The reason you are getting the behavior you see where the devices on the 192 subnet can get out to the internet and fully communicate with the 172 subnet but traffic initiated from the 172 subnet cannot reach the 192 subnet is due to how these Fireboxes and most routers/firewalls of the SOHO/SMB type operate. By default and design, these routers/firewalls have a single WAN port (some have two.) This WAN port is to be plugged into a connection which is not trusted (i.e. your ISP/internet connection.) So the base behavior of the router/firewall is to allow traffic initiated from the inside (LAN ports) to go out the WAN port but to block all traffic initiated from the WAN side to go to the LAN side. The other behavior which prevents traffic from traversing the WAN side to the LAN side is the NAT overload function. Most people and organizations tend not to be wealthy enough to buy more than one public IP address or the option to obtain more than one public IP many not be an option. So these routers/firewalls masks the entire subnet range you define on your LAN side with the single public IP defined as your WAN port. Because of this many to one relationship, there's no way for traffic to be initiated to the WAN port (your single public IP) and have the router know which internal IP of many that traffic is to be sent to. Port forward rules are set up to get around this limitation only in the case where you define a single port to be used to forward traffic to as specific host behind your router/firewall. If you have the need to communicate to two internal hosts through the outside/WAN side of the router/firewall over the same port, you're out of luck.

So what does this mean?

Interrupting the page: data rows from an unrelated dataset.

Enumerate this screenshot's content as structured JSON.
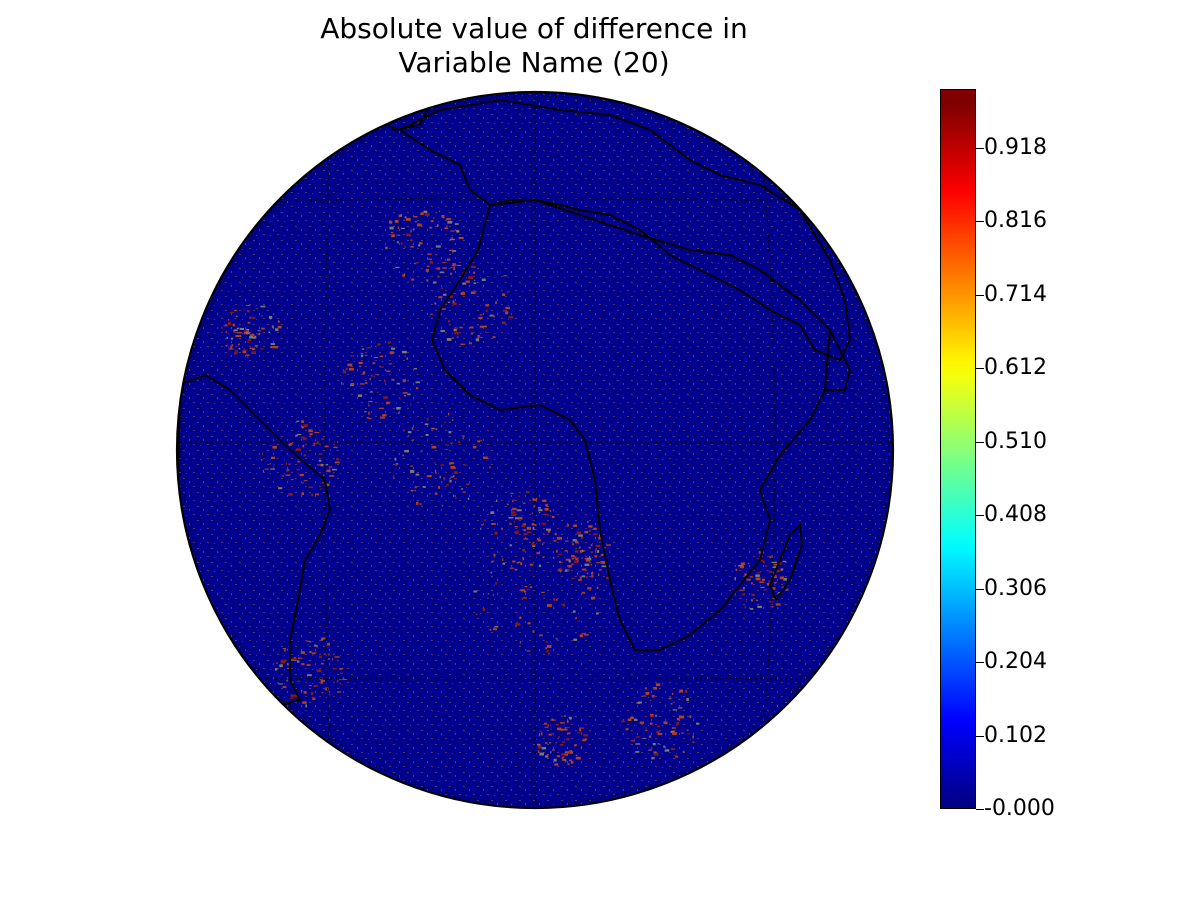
{
  "title": {
    "line1": "Absolute value of difference in",
    "line2": "Variable Name (20)"
  },
  "map": {
    "projection": "orthographic",
    "background_color": "#00008f",
    "coastline_color": "#000000",
    "graticule": "dotted"
  },
  "colorbar": {
    "colormap": "jet",
    "min": -0.0,
    "max": 1.0,
    "ticks": [
      "-0.000",
      "0.102",
      "0.204",
      "0.306",
      "0.408",
      "0.510",
      "0.612",
      "0.714",
      "0.816",
      "0.918"
    ],
    "tick_values": [
      0,
      0.102,
      0.204,
      0.306,
      0.408,
      0.51,
      0.612,
      0.714,
      0.816,
      0.918
    ]
  }
}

Well, as I stated, I don't know much about the Firebox's advanced feature set as I do with Cisco's ASAs. Solution I provided above gives the proper way (in my mind) to set this network up. The problem you're going to run in to is to find a way to provide a routed connection between the two subnets which allows full routing of all valid hosts on both subnets across this link. In addition, this device needs to be able to provide some sort of firewall capability or ACLs to control the type of traffic allowed to traverse this link in either direction. Because if you leave this part out, you might as well just combine both subnets into one as I don't see the apparent need based on your posts about why they need to be separate.


----------